Кристиан лежал в постели в своей комнате и смотрел телевизор. Там показывали, как его друзья на площади Медборгарплатсен сражаются с красными и полицией. С краю мелькнул Микаэль – швырнул кастет в картонную коробку и скрылся. Сам Кристиан не мог в этом участвовать: подхватил воспаление легких. Поэтому на его долю оставались уроки, на которых он никак не мог сосредоточиться.
А спустя пару месяцев, уже летом, они с Микаэлем вместе отправились на молодежный фестиваль. Приветствовали друг друга, вскинув руки, как наци. И тут же рассмеялись.
В тот вечер Кристиан узнал, что такое оральный секс. Ее звали Оливия, и у нее был не бюст, а мечта семнадцатилетнего парня. Оливия носила блестящий латексный жилет цвета хаки и блузу с очень глубоким декольте.
Они вошли в туалет.
– Подожди-ка, – сказала Оливия, отступила на шаг назад и расстегнула «молнию» на боку жилета.
Она улыбалась. Бюстгальтера под блузой не было. Когда она приблизилась к Кристиану, он разглядел между ее грудей маленькую татуировку в виде свастики.
По дороге домой Микаэль и Кристиан избили черномазого – зубы, точно стеклянные, так и крошились под их кулаками.

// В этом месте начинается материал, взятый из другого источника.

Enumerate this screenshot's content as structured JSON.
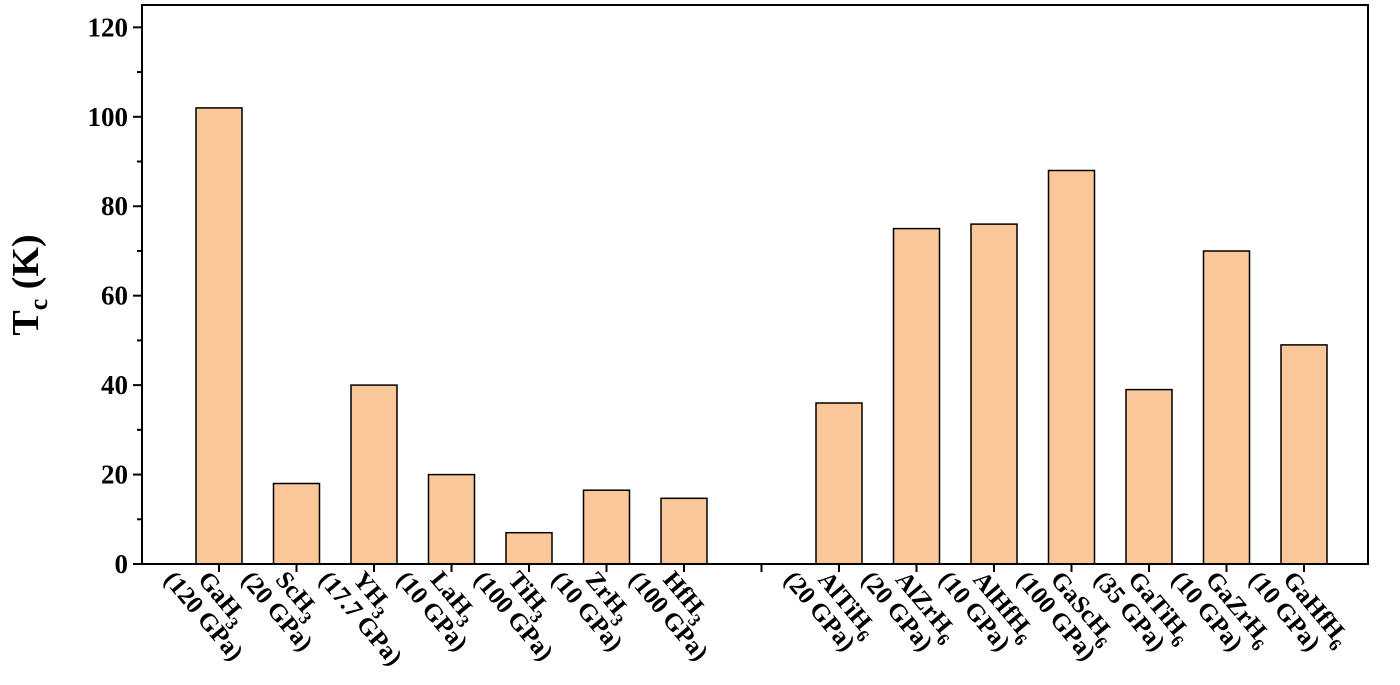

А ночью он лежал в своей постели в Хагсэтре и никак не мог уснуть. В горле стоял ком. Кристиан думал о своих новых товарищах, и все это казалось ему странным.
* * *
Они участвовали в факельных шествиях, грохоча тяжелыми ботинками. Красные шведоненавистники плевали им вслед и кричали, что не потерпят нацистов на своих улицах. Неужели они и в самом деле ничего не понимали?
В молодежном крыле партии «Шведских демократов» Кристиан и Микаэль были самыми юными. И чувствовали себя под защитой старших братьев.
Оба чуть не погибли тогда в Салеме. Они сражались с турками, и, по словам Микаэля, дело здесь было не только в автомобилях. Турки знали, что Кристиан и Микаэль состоят в Демократической партии; они ненавидели шведов.
Кристиан изменился, и не только лицом. Нечто составлявшее основу его личности стало другим. Он чувствовал это.
Он останавливался перед витринами магазинов и подолгу разглядывал свое отражение в сверкающем стекле или в зеркалах. Увиденное наполняло его гордостью. Да, это он, Кристиан, и ему доверяют товарищи – члены секретной группировки. С ними у него общие тайны и общие цели. Они хорошо понимают главную проблему шведского общества и знают, как ее решить.